Question

The figure below shows the incenter, N, of the triangle KLM.

Triangle KLM is drawn. The incenter of the triangle is labeled as point N. Segments KN and NL are drawn. A segment MP passes through point N and intersects KL at point P.

Which statement is always true?

The segment MN is congruent to the segment NP.

The segment KN is congruent to the segment LN.

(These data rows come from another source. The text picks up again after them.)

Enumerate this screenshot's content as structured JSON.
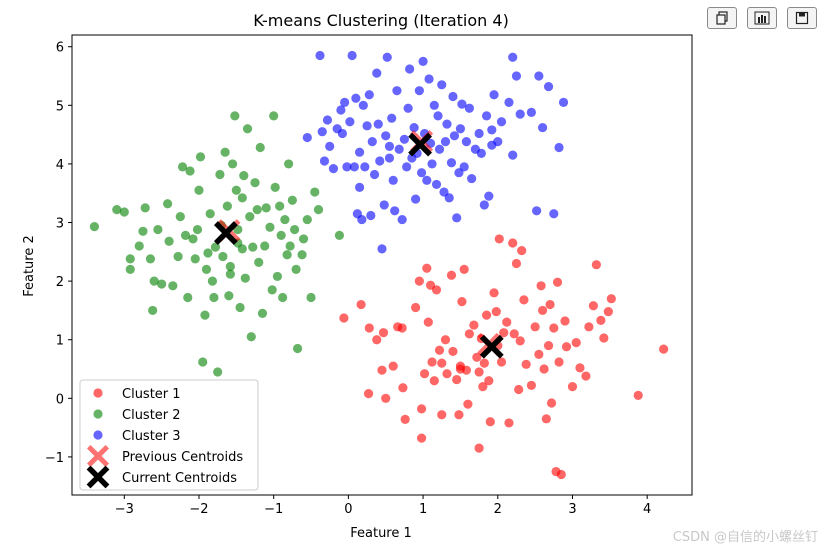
{
  "toolbar": {
    "buttons": [
      {
        "name": "copy-button",
        "icon": "copy-icon"
      },
      {
        "name": "data-button",
        "icon": "bar-chart-icon"
      },
      {
        "name": "save-button",
        "icon": "save-icon"
      }
    ]
  },
  "watermark": "CSDN @自信的小螺丝钉",
  "chart_data": {
    "type": "scatter",
    "title": "K-means Clustering (Iteration 4)",
    "xlabel": "Feature 1",
    "ylabel": "Feature 2",
    "xlim": [
      -3.7,
      4.6
    ],
    "ylim": [
      -1.65,
      6.2
    ],
    "xticks": [
      -3,
      -2,
      -1,
      0,
      1,
      2,
      3,
      4
    ],
    "yticks": [
      -1,
      0,
      1,
      2,
      3,
      4,
      5,
      6
    ],
    "grid": false,
    "legend_position": "lower-left",
    "series": [
      {
        "name": "Cluster 1",
        "color": "#ff0000",
        "marker": "circle",
        "points": [
          [
            -0.06,
            1.37
          ],
          [
            0.17,
            1.6
          ],
          [
            0.28,
            1.2
          ],
          [
            0.27,
            0.08
          ],
          [
            0.38,
            1.0
          ],
          [
            0.45,
            0.48
          ],
          [
            0.47,
            1.12
          ],
          [
            0.6,
            0.55
          ],
          [
            0.66,
            1.22
          ],
          [
            0.72,
            1.2
          ],
          [
            0.73,
            0.18
          ],
          [
            0.76,
            -0.36
          ],
          [
            0.9,
            1.55
          ],
          [
            0.95,
            2.0
          ],
          [
            0.98,
            -0.18
          ],
          [
            0.98,
            -0.68
          ],
          [
            1.02,
            0.42
          ],
          [
            1.05,
            2.22
          ],
          [
            1.07,
            1.3
          ],
          [
            1.1,
            1.93
          ],
          [
            1.12,
            0.62
          ],
          [
            1.15,
            0.3
          ],
          [
            1.18,
            1.85
          ],
          [
            1.22,
            0.82
          ],
          [
            1.25,
            0.6
          ],
          [
            1.25,
            -0.28
          ],
          [
            1.3,
            1.0
          ],
          [
            1.32,
            0.42
          ],
          [
            1.38,
            2.1
          ],
          [
            1.4,
            0.8
          ],
          [
            1.45,
            0.32
          ],
          [
            1.48,
            -0.28
          ],
          [
            1.5,
            0.55
          ],
          [
            1.52,
            1.65
          ],
          [
            1.55,
            2.2
          ],
          [
            1.58,
            0.48
          ],
          [
            1.6,
            -0.1
          ],
          [
            1.62,
            1.1
          ],
          [
            1.68,
            1.25
          ],
          [
            1.72,
            0.7
          ],
          [
            1.75,
            0.45
          ],
          [
            1.78,
            1.02
          ],
          [
            1.8,
            0.2
          ],
          [
            1.82,
            0.6
          ],
          [
            1.85,
            1.42
          ],
          [
            1.88,
            0.3
          ],
          [
            1.9,
            -0.4
          ],
          [
            1.95,
            1.8
          ],
          [
            1.98,
            1.48
          ],
          [
            2.0,
            0.9
          ],
          [
            2.02,
            2.72
          ],
          [
            2.05,
            0.62
          ],
          [
            2.08,
            1.12
          ],
          [
            2.12,
            1.3
          ],
          [
            2.15,
            -0.42
          ],
          [
            2.2,
            2.65
          ],
          [
            2.22,
            1.1
          ],
          [
            2.25,
            2.3
          ],
          [
            2.28,
            0.15
          ],
          [
            2.3,
            0.98
          ],
          [
            2.32,
            2.52
          ],
          [
            2.35,
            1.68
          ],
          [
            2.38,
            0.58
          ],
          [
            2.45,
            0.22
          ],
          [
            2.5,
            1.22
          ],
          [
            2.55,
            0.75
          ],
          [
            2.58,
            1.92
          ],
          [
            2.6,
            1.5
          ],
          [
            2.62,
            0.5
          ],
          [
            2.65,
            -0.35
          ],
          [
            2.68,
            0.9
          ],
          [
            2.7,
            1.6
          ],
          [
            2.72,
            -0.08
          ],
          [
            2.75,
            1.2
          ],
          [
            2.78,
            -1.25
          ],
          [
            2.8,
            1.98
          ],
          [
            2.82,
            0.62
          ],
          [
            2.85,
            -1.3
          ],
          [
            2.9,
            1.32
          ],
          [
            2.92,
            0.88
          ],
          [
            3.0,
            0.2
          ],
          [
            3.05,
            0.95
          ],
          [
            3.1,
            0.52
          ],
          [
            3.18,
            0.38
          ],
          [
            3.22,
            1.22
          ],
          [
            3.28,
            1.58
          ],
          [
            3.32,
            2.28
          ],
          [
            3.38,
            1.33
          ],
          [
            3.42,
            1.03
          ],
          [
            3.48,
            1.48
          ],
          [
            3.52,
            1.7
          ],
          [
            3.88,
            0.05
          ],
          [
            4.22,
            0.84
          ],
          [
            1.5,
            0.5
          ],
          [
            1.75,
            -0.85
          ],
          [
            0.5,
            0.0
          ]
        ]
      },
      {
        "name": "Cluster 2",
        "color": "#008000",
        "marker": "circle",
        "points": [
          [
            -3.4,
            2.93
          ],
          [
            -3.1,
            3.22
          ],
          [
            -3.0,
            3.18
          ],
          [
            -2.92,
            2.2
          ],
          [
            -2.92,
            2.38
          ],
          [
            -2.8,
            2.6
          ],
          [
            -2.75,
            2.85
          ],
          [
            -2.72,
            3.25
          ],
          [
            -2.65,
            2.38
          ],
          [
            -2.62,
            1.5
          ],
          [
            -2.55,
            2.88
          ],
          [
            -2.5,
            1.95
          ],
          [
            -2.42,
            3.32
          ],
          [
            -2.4,
            2.68
          ],
          [
            -2.35,
            1.92
          ],
          [
            -2.28,
            2.42
          ],
          [
            -2.25,
            3.1
          ],
          [
            -2.22,
            3.95
          ],
          [
            -2.18,
            2.78
          ],
          [
            -2.15,
            1.72
          ],
          [
            -2.12,
            3.88
          ],
          [
            -2.05,
            2.38
          ],
          [
            -2.02,
            2.88
          ],
          [
            -2.0,
            3.55
          ],
          [
            -1.98,
            4.12
          ],
          [
            -1.95,
            0.62
          ],
          [
            -1.92,
            1.42
          ],
          [
            -1.9,
            2.2
          ],
          [
            -1.88,
            2.48
          ],
          [
            -1.85,
            3.15
          ],
          [
            -1.82,
            2.0
          ],
          [
            -1.8,
            1.72
          ],
          [
            -1.78,
            2.58
          ],
          [
            -1.75,
            0.45
          ],
          [
            -1.72,
            3.82
          ],
          [
            -1.68,
            2.42
          ],
          [
            -1.65,
            4.2
          ],
          [
            -1.62,
            3.28
          ],
          [
            -1.6,
            1.75
          ],
          [
            -1.58,
            2.12
          ],
          [
            -1.55,
            4.0
          ],
          [
            -1.52,
            4.82
          ],
          [
            -1.5,
            3.55
          ],
          [
            -1.48,
            2.88
          ],
          [
            -1.45,
            1.55
          ],
          [
            -1.42,
            2.55
          ],
          [
            -1.4,
            3.8
          ],
          [
            -1.38,
            2.05
          ],
          [
            -1.35,
            4.6
          ],
          [
            -1.32,
            3.1
          ],
          [
            -1.3,
            1.05
          ],
          [
            -1.28,
            2.58
          ],
          [
            -1.25,
            3.68
          ],
          [
            -1.22,
            3.22
          ],
          [
            -1.2,
            2.32
          ],
          [
            -1.18,
            4.28
          ],
          [
            -1.15,
            1.45
          ],
          [
            -1.12,
            2.6
          ],
          [
            -1.1,
            3.25
          ],
          [
            -1.05,
            2.92
          ],
          [
            -1.02,
            1.85
          ],
          [
            -1.0,
            4.82
          ],
          [
            -0.98,
            3.6
          ],
          [
            -0.95,
            2.08
          ],
          [
            -0.92,
            3.28
          ],
          [
            -0.9,
            2.78
          ],
          [
            -0.88,
            1.72
          ],
          [
            -0.85,
            3.05
          ],
          [
            -0.82,
            2.45
          ],
          [
            -0.8,
            4.0
          ],
          [
            -0.78,
            2.6
          ],
          [
            -0.75,
            3.38
          ],
          [
            -0.72,
            2.88
          ],
          [
            -0.7,
            2.2
          ],
          [
            -0.68,
            0.85
          ],
          [
            -0.62,
            2.45
          ],
          [
            -0.6,
            2.72
          ],
          [
            -0.55,
            3.05
          ],
          [
            -0.5,
            1.72
          ],
          [
            -0.45,
            3.52
          ],
          [
            -0.4,
            3.22
          ],
          [
            -0.12,
            2.78
          ],
          [
            -1.58,
            2.25
          ],
          [
            -1.48,
            2.65
          ],
          [
            -2.6,
            2.0
          ],
          [
            -2.08,
            2.72
          ],
          [
            -1.7,
            2.95
          ],
          [
            -1.42,
            3.42
          ]
        ]
      },
      {
        "name": "Cluster 3",
        "color": "#0000ff",
        "marker": "circle",
        "points": [
          [
            -0.55,
            4.45
          ],
          [
            -0.38,
            5.85
          ],
          [
            -0.35,
            4.55
          ],
          [
            -0.32,
            4.05
          ],
          [
            -0.28,
            4.75
          ],
          [
            -0.25,
            4.3
          ],
          [
            -0.2,
            3.92
          ],
          [
            -0.15,
            4.6
          ],
          [
            -0.1,
            4.92
          ],
          [
            -0.08,
            4.52
          ],
          [
            -0.05,
            5.05
          ],
          [
            -0.02,
            3.95
          ],
          [
            0.02,
            4.72
          ],
          [
            0.05,
            5.85
          ],
          [
            0.08,
            3.95
          ],
          [
            0.1,
            5.12
          ],
          [
            0.12,
            3.15
          ],
          [
            0.15,
            4.2
          ],
          [
            0.18,
            3.05
          ],
          [
            0.2,
            5.0
          ],
          [
            0.22,
            3.95
          ],
          [
            0.25,
            4.65
          ],
          [
            0.28,
            5.18
          ],
          [
            0.3,
            3.12
          ],
          [
            0.32,
            4.38
          ],
          [
            0.35,
            3.82
          ],
          [
            0.38,
            5.55
          ],
          [
            0.4,
            4.68
          ],
          [
            0.42,
            4.05
          ],
          [
            0.45,
            2.55
          ],
          [
            0.48,
            3.3
          ],
          [
            0.5,
            4.48
          ],
          [
            0.52,
            5.82
          ],
          [
            0.55,
            4.1
          ],
          [
            0.58,
            4.78
          ],
          [
            0.6,
            3.72
          ],
          [
            0.62,
            3.2
          ],
          [
            0.65,
            5.25
          ],
          [
            0.68,
            4.25
          ],
          [
            0.72,
            3.05
          ],
          [
            0.75,
            4.42
          ],
          [
            0.78,
            3.95
          ],
          [
            0.8,
            4.95
          ],
          [
            0.82,
            5.62
          ],
          [
            0.85,
            4.1
          ],
          [
            0.88,
            4.62
          ],
          [
            0.9,
            3.4
          ],
          [
            0.92,
            4.18
          ],
          [
            0.95,
            5.25
          ],
          [
            0.98,
            3.85
          ],
          [
            1.0,
            5.75
          ],
          [
            1.02,
            4.52
          ],
          [
            1.05,
            3.72
          ],
          [
            1.08,
            5.45
          ],
          [
            1.1,
            4.35
          ],
          [
            1.12,
            4.0
          ],
          [
            1.15,
            5.0
          ],
          [
            1.18,
            3.65
          ],
          [
            1.2,
            4.82
          ],
          [
            1.22,
            4.25
          ],
          [
            1.25,
            5.35
          ],
          [
            1.28,
            3.52
          ],
          [
            1.3,
            4.38
          ],
          [
            1.32,
            4.68
          ],
          [
            1.35,
            3.42
          ],
          [
            1.38,
            4.02
          ],
          [
            1.4,
            5.15
          ],
          [
            1.42,
            4.48
          ],
          [
            1.45,
            3.08
          ],
          [
            1.48,
            3.85
          ],
          [
            1.5,
            4.6
          ],
          [
            1.52,
            5.02
          ],
          [
            1.55,
            3.95
          ],
          [
            1.58,
            4.38
          ],
          [
            1.62,
            4.95
          ],
          [
            1.65,
            3.75
          ],
          [
            1.7,
            4.25
          ],
          [
            1.75,
            4.52
          ],
          [
            1.78,
            4.18
          ],
          [
            1.82,
            3.3
          ],
          [
            1.85,
            4.82
          ],
          [
            1.88,
            3.45
          ],
          [
            1.92,
            4.58
          ],
          [
            1.95,
            5.18
          ],
          [
            2.0,
            4.38
          ],
          [
            2.05,
            4.72
          ],
          [
            2.15,
            5.05
          ],
          [
            2.2,
            4.15
          ],
          [
            2.25,
            5.5
          ],
          [
            2.3,
            4.85
          ],
          [
            2.45,
            4.88
          ],
          [
            2.55,
            5.5
          ],
          [
            2.6,
            4.62
          ],
          [
            2.68,
            5.32
          ],
          [
            2.75,
            3.15
          ],
          [
            2.82,
            4.28
          ],
          [
            2.88,
            5.05
          ],
          [
            2.52,
            3.2
          ],
          [
            2.2,
            5.82
          ],
          [
            1.92,
            4.32
          ],
          [
            0.55,
            4.3
          ],
          [
            0.15,
            3.6
          ]
        ]
      }
    ],
    "centroids": {
      "previous": {
        "name": "Previous Centroids",
        "color": "#ff0000",
        "marker": "x",
        "points": [
          [
            1.88,
            0.92
          ],
          [
            -1.6,
            2.86
          ],
          [
            0.98,
            4.38
          ]
        ]
      },
      "current": {
        "name": "Current Centroids",
        "color": "#000000",
        "marker": "x",
        "points": [
          [
            1.92,
            0.88
          ],
          [
            -1.64,
            2.82
          ],
          [
            0.96,
            4.33
          ]
        ]
      }
    }
  }
}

Angle MKN is congruent to angle LKN.

Angle MKN is congruent to angle NLM.

Answer 1

Hint:

The angle bisectors of any triangle always intersect at the incenter

Answer 2

so its either c or d ?

Answer 3

good, so which one are you thinking?

Answer 4

an angle bisector, turns one angle into two equal angles

ie it cuts the angle into two equal halves

Answer 5

Visually you go from this

Answer 6

to this

Answer 7

segment BD cuts angle ABC into two equal halves

those two smaller (and congruent) angles are: ABD and DBC

Answer 8

im guessing D

Answer 9

here is angle MKN

Answer 10

it's marked in red

Answer 11

yeahh i see it so would it be c then

Answer 12

and angle NLM is the angle marked in blue

Answer 13

are those two angles congruent?

Answer 14

it doesnt look lke it

Answer 15

they could be, but there are no guarantees

Answer 16

so D is not always true, so that's why we can eliminate it

but C is correct because these two angles are congruent (marked in red and blue) because the angle bisector always cuts the angle into two equal halves

Answer 17

the red angle is MKN and the blue angle is LKN

Answer 18

in that last pic I posted

Answer 19

thanks for the explanation

Answer 20

yw